The advantage of this solution is that it is still relatively clean
and can be implemented outside LLDB.  It still provides quite good
performance but probably requires more work than the alternatives
and does not provide out-of-box support in LLDB.


Plan C: converting vmcores
==========================
Our final option, one that's practically implemented already is to
require the user to explicitly convert vmcore into an ELF core
understood by LLDB.  This is the simplest solution but it has a few
drawbacks:

1. it is limited to minidumps right now

2. it requires storing a converted coredump which means that at least
temporarily it doubles the disk space use

3. there is possibility of cleanly supporting live kernel memory
operations and therefore reaching KGDB feature parity

We could create a wrapper to avoid having users convert coredumps
explicitly but well, we think other options are better.


WDYT?


[1] https://github.com/Moritz-Systems/libfbsdvmcore


Having a new plugin for opening these kinds of core files seems reasonable to me. The extra dependency is unfortunate, but I guess that's what we have to work with.

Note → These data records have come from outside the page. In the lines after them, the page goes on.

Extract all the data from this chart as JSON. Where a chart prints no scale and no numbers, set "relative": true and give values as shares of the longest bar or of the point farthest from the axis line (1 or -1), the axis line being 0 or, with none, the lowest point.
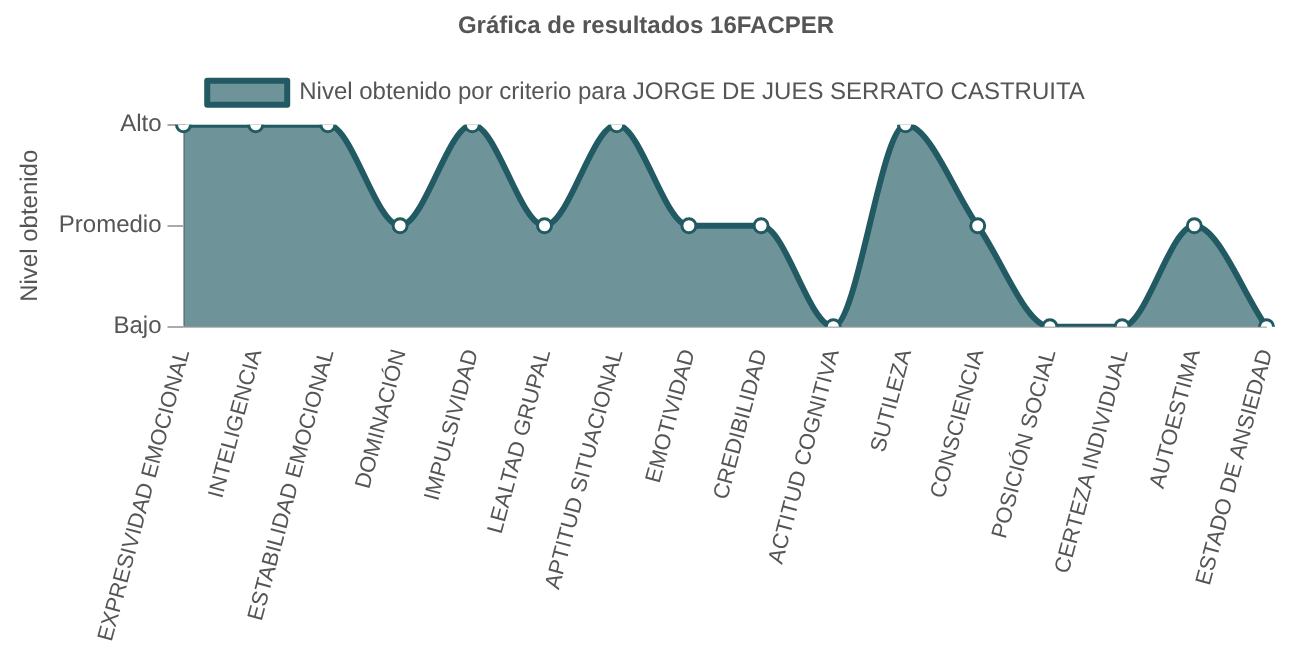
{
  "chart_data": {
    "type": "area",
    "title": "Gráfica de resultados 16FACPER",
    "ylabel": "Nivel obtenido",
    "categories": [
      "EXPRESIVIDAD EMOCIONAL",
      "INTELIGENCIA",
      "ESTABILIDAD EMOCIONAL",
      "DOMINACIÓN",
      "IMPULSIVIDAD",
      "LEALTAD GRUPAL",
      "APTITUD SITUACIONAL",
      "EMOTIVIDAD",
      "CREDIBILIDAD",
      "ACTITUD COGNITIVA",
      "SUTILEZA",
      "CONSCIENCIA",
      "POSICIÓN SOCIAL",
      "CERTEZA INDIVIDUAL",
      "AUTOESTIMA",
      "ESTADO DE ANSIEDAD"
    ],
    "series": [
      {
        "name": "Nivel obtenido por criterio para JORGE DE JUES SERRATO CASTRUITA",
        "color": "#215a63",
        "values": [
          1,
          1,
          1,
          0.5,
          1,
          0.5,
          1,
          0.5,
          0.5,
          0,
          1,
          0.5,
          0,
          0,
          0.5,
          0
        ]
      }
    ],
    "relative": true,
    "annotations": [
      "Alto",
      "Promedio",
      "Bajo"
    ],
    "grid": false,
    "legend": "top",
    "marker": "circle",
    "line_style": "solid"
  }
}
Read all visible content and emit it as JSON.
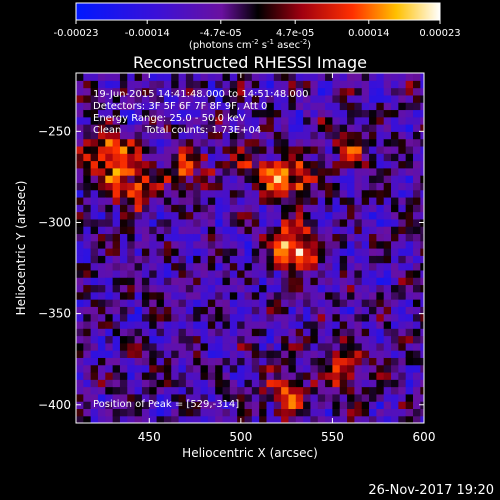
{
  "chart_data": {
    "type": "heatmap",
    "title": "Reconstructed RHESSI Image",
    "xlabel": "Heliocentric X (arcsec)",
    "ylabel": "Heliocentric Y (arcsec)",
    "xlim": [
      410,
      600
    ],
    "ylim": [
      -410,
      -218
    ],
    "x_ticks": [
      450,
      500,
      550,
      600
    ],
    "y_ticks": [
      -250,
      -300,
      -350,
      -400
    ],
    "x_tick_labels": [
      "450",
      "500",
      "550",
      "600"
    ],
    "y_tick_labels": [
      "−250",
      "−300",
      "−350",
      "−400"
    ],
    "colorbar": {
      "range": [
        -0.00023,
        0.00023
      ],
      "tick_values": [
        -0.00023,
        -0.00014,
        -4.7e-05,
        4.7e-05,
        0.00014,
        0.00023
      ],
      "tick_labels": [
        "-0.00023",
        "-0.00014",
        "-4.7e-05",
        "4.7e-05",
        "0.00014",
        "0.00023"
      ],
      "units_label": "(photons cm",
      "units_exp1": "-2",
      "units_mid": " s",
      "units_exp2": "-1",
      "units_mid2": " asec",
      "units_exp3": "-2",
      "units_close": ")",
      "colormap": "blue-purple-red-yellow-white"
    },
    "annotations": {
      "time": "19-Jun-2015 14:41:48.000 to 14:51:48.000",
      "detectors": "Detectors: 3F 5F 6F 7F 8F 9F, Att 0",
      "energy": "Energy Range: 25.0 - 50.0 keV",
      "clean": "Clean",
      "counts": "Total counts: 1.73E+04",
      "peak": "Position of Peak = [529,-314]"
    },
    "sources": [
      {
        "x": 530,
        "y": -314,
        "peak": 0.00023
      },
      {
        "x": 527,
        "y": -276,
        "peak": 0.00018
      },
      {
        "x": 428,
        "y": -263,
        "peak": 0.00018
      },
      {
        "x": 440,
        "y": -280,
        "peak": 0.00016
      },
      {
        "x": 470,
        "y": -270,
        "peak": 0.00012
      },
      {
        "x": 555,
        "y": -380,
        "peak": 0.00014
      },
      {
        "x": 525,
        "y": -395,
        "peak": 0.00013
      },
      {
        "x": 560,
        "y": -258,
        "peak": 0.0001
      },
      {
        "x": 505,
        "y": -268,
        "peak": 9e-05
      }
    ],
    "date_stamp": "26-Nov-2017 19:20"
  }
}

Since this is still an elf file, you might still be able to use yaml2obj to create realistic-looking core files (it's support for program headers is pretty good these days).


The live kernel debugging sounds... scary. Can you explain how would this actually work? Like, what would be the supported operations? I presume you won't be able to actually "stop" the kernel, but what will you actually be able to do?

Without more details its hard for me to say whether this should be a separate plugin (or even a server, since that's what we tend to use for live debugging).